To innovate, you have to be inspired.
Easy to say, less easy to do.
Especially when innovation is subject to constraints, sometimes strict ones.
This is the case of commissioned works. These works are made for a particular person or entity and therefore meet certain requirements.
This most often translates into specific iconography.
For example, one of my clients wanted a work that expressed the idea of a spiritual journey.
To answer his request, I conducted an interview to understand what he put behind his words, his intention and the destination of this work.
Because the work serves a discourse, an intention, intellectual, spiritual and emotional.
Inspiration, the first step in creation, is a movement.
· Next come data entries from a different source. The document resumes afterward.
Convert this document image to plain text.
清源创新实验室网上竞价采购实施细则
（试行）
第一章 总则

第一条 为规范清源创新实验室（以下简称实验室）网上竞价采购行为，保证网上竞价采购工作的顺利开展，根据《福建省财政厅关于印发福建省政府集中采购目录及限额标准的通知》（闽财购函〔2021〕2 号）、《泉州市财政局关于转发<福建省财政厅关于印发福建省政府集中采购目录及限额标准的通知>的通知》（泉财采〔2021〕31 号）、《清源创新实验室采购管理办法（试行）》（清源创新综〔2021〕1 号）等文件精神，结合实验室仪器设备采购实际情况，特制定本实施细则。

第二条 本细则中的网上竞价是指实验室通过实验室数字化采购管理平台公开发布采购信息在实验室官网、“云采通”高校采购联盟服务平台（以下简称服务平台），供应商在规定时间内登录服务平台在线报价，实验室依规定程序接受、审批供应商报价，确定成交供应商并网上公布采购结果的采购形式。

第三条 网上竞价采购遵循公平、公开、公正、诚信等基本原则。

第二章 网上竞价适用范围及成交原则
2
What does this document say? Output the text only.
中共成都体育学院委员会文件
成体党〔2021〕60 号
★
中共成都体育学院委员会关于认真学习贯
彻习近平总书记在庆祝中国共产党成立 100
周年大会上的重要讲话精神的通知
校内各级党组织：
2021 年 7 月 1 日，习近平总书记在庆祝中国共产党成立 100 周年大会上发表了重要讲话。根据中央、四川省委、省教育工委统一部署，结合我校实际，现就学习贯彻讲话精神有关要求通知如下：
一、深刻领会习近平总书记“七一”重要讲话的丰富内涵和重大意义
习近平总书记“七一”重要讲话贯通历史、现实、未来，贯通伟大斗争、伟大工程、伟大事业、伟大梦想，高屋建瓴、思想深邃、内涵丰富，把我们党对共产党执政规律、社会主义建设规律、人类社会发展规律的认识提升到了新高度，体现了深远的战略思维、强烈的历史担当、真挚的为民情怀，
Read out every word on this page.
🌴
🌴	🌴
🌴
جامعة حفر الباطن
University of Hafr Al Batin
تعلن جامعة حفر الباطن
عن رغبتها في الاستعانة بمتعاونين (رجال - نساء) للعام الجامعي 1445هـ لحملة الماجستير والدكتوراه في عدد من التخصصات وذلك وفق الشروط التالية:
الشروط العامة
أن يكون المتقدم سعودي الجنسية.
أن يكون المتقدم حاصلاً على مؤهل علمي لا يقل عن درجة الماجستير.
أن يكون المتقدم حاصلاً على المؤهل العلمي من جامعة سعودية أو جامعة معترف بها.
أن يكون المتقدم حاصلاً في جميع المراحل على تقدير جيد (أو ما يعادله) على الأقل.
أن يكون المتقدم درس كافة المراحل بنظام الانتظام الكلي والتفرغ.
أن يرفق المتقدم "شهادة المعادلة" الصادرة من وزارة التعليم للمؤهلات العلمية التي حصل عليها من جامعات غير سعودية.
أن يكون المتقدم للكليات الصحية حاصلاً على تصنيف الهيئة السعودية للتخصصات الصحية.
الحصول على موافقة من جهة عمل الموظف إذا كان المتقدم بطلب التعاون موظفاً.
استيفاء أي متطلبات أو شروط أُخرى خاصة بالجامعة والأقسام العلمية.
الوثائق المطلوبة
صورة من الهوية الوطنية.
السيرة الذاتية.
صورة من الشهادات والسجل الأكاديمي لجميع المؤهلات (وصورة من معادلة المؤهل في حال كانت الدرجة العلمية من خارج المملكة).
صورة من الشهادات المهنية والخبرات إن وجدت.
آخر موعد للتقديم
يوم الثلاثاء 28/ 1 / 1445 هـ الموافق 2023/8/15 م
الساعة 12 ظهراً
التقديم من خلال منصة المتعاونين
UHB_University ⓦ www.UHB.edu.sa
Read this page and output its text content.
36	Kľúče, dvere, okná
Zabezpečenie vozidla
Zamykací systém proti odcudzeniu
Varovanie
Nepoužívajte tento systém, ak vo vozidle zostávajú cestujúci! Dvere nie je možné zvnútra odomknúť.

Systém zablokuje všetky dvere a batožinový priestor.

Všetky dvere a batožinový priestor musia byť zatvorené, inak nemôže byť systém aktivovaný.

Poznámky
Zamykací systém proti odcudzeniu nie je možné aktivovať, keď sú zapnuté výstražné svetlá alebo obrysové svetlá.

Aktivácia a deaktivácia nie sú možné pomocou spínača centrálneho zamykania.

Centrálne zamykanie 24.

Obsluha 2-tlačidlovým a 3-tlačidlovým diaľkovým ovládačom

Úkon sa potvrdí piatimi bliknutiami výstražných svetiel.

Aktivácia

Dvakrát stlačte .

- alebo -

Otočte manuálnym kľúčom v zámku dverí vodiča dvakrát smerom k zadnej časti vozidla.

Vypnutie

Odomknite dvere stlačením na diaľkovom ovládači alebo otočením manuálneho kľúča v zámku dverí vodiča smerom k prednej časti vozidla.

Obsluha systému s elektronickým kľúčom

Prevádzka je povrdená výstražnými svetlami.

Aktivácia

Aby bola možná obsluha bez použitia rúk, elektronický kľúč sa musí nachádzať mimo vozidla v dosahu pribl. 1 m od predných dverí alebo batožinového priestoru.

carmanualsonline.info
In painting, it is that of the mind towards the hand, then from the hand towards the canvas.
When the mind descends towards the concrete, towards the physical reality of the canvas, it translates ideas into forms; like language, these forms are articulated in a coherent whole and aim, in my works, for harmony.
It is supported by color, whose symbolic meaning adds an ontological and emotional dimension to the work.
The combination of these already existing elements creates new, unprecedented combinations: this is the heart of innovation.
Picasso said: “Good artists copy, great artists steal.”
Steve Jobs added: “We've always been ashamed of stealing great ideas... I think part of what made the Macintosh great was that the people who worked on it were musicians, poets, artists, zoologists and historians who also happened to be the best computer scientists in the world.”